Safety backdoor attacks in large language models (LLMs) enable the stealthy triggering of unsafe behaviors while evading detection during normal interactions. The high dimensionality of potential triggers in the token space and the diverse range of malicious behaviors make this a critical challenge. We present BEEAR, a mitigation approach leveraging the insight that backdoor triggers induce relatively uniform drifts in the model's embedding space. Our bi-level optimization method identifies universal embedding perturbations that elicit unwanted behaviors and adjusts the model parameters to reinforce safe behaviors against these perturbations. Experiments show BEEAR reduces the success rate of RLHF time backdoor attacks from >95% to <1% and from 47% to 0% for instruction-tuning time backdoors targeting malicious code generation, without compromising model utility. Requiring only defender-defined safe and unwanted behaviors, BEEAR represents a step towards practical defenses against safety backdoors in LLMs, providing a foundation for further advancements in AI safety and security.

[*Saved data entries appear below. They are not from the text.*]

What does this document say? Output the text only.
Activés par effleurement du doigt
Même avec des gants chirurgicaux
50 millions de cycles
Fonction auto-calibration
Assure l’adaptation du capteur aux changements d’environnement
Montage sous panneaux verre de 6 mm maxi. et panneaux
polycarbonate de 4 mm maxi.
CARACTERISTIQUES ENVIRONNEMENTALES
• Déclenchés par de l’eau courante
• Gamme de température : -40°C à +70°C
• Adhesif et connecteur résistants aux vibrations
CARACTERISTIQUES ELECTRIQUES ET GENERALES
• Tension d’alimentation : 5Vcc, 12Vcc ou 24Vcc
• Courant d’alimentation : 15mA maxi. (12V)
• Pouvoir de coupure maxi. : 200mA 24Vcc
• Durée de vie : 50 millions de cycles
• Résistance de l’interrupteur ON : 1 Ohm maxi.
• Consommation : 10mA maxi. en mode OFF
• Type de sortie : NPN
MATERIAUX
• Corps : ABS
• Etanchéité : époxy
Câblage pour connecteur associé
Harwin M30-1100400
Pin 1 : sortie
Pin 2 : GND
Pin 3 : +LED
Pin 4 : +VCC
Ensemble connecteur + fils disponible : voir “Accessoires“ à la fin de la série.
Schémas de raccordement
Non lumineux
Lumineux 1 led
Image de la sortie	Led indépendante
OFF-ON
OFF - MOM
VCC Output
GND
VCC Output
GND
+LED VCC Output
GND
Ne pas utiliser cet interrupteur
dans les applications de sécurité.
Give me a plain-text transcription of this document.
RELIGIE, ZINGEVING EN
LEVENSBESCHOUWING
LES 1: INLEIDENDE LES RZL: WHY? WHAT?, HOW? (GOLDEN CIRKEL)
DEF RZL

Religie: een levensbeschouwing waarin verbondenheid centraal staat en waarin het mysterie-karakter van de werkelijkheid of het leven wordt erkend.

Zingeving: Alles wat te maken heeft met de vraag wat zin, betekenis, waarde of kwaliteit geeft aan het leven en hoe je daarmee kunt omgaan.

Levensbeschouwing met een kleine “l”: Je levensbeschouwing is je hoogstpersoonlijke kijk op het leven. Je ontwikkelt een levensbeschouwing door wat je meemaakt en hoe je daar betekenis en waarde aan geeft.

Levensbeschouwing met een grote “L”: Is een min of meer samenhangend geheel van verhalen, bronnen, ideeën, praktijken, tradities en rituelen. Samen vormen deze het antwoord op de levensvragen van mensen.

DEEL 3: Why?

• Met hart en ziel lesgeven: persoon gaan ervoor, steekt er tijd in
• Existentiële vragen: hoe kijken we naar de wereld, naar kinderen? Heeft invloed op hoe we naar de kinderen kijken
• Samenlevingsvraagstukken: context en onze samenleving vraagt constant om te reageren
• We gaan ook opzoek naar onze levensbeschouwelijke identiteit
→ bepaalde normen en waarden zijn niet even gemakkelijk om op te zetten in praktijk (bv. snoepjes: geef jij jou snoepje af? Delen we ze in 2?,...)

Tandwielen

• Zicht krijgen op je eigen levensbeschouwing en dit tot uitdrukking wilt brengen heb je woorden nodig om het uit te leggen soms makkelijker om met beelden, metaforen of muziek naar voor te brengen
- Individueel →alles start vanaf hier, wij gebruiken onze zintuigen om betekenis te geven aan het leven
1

翻译：大型语言模型（LLM）中的安全后门攻击能够在正常交互中规避检测，同时隐秘地触发不安全行为。令牌空间中潜在触发器的高维性以及恶意行为的多样性使得这一问题成为关键挑战。我们提出BEEAR，一种缓解方法，其核心洞见在于后门触发器会在模型的嵌入空间中引发相对均匀的漂移。我们的双层优化方法识别出能引发不良行为的通用嵌入扰动，并调整模型参数以强化针对这些扰动的安全行为。实验表明，BEEAR将RLHF阶段后门攻击的成功率从>95%降至<1%，并将针对恶意代码生成的指令调优阶段后门攻击的成功率从47%降至0%，且不损害模型效用。BEEAR仅需防御者定义的安全行为与不良行为，代表了向实用化防御LLM安全后门迈出的一步，为人工智能安全与安保的进一步发展奠定了基础。